How many end users/machines are we talking about? How computer savvy are they? What OS is on the client machines? In my experience the WGIC does a good job of letting WG know about the machine, user and app trying to connect. However, I have seen smart users change the name of the app to sometthing else and circumvent some of the policies.

MEssenger can also be set up to use a proxy - In Messenger, Tools-> Options-> Connection select proxy server and choose socks 4 or 5 then Insert name of WG machine. Then set up SOCKS proxy server in WG with approprate policies. Client will receive message box frrom messenger saying something is wrong with connection etc if you restrict this proxy. This might be an alternative for you. However it is relatively easy for end user to change back to NAT setting -so that's why I ask question about how smart your end users are.

Also depending on your client machines OS you can develop a local security policy not to allow software to run.

[Nev]

Hi all, might as well have my 6d worth on this too.

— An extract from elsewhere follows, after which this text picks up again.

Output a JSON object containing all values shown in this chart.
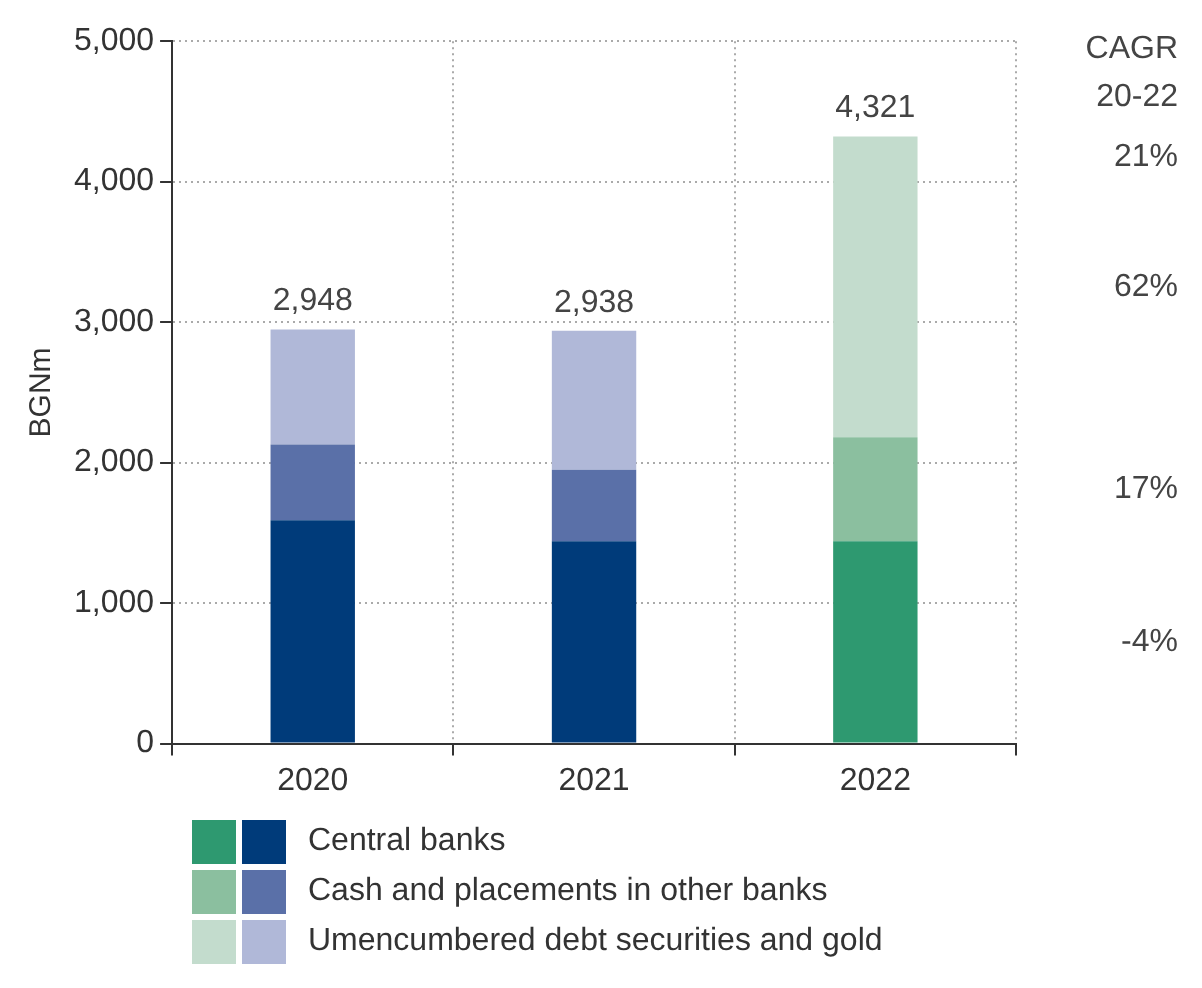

From another angle and probably useless, but Group Policy on later O/s allows 'Disable MSN' and 'Don not allow to start automatically' when for example the user opens OE. This is found under Windows Components.

Difficult to useless I know unless AD is in use or a small organisation.

Just a thought on how I pad this one out of networks.

[corcoran]

In the GP, isn't this Windows Messenger?? Which i've found to be a real pain in the bum and different in everyway to Msn messenger?

[Nev]

No, Windows Messenger is a service embedded in the O/s which reports something like: Sends and receives messages transmitted by administrators or by the Alerter service.

Whilst MSN is an application installed for IM via that network, similarly to AOL or AIM, of which the latter I no longer use due to the security risks and malware present in that system.

If you configure the GP on a machine [later o/ses only] MSN Messenger can be denied access to run without response to the user. :-)

My approach to this is always use Proxies, Enable T/r and if requested by the owner, apply a system policy: not server contains msn ninemsn etc.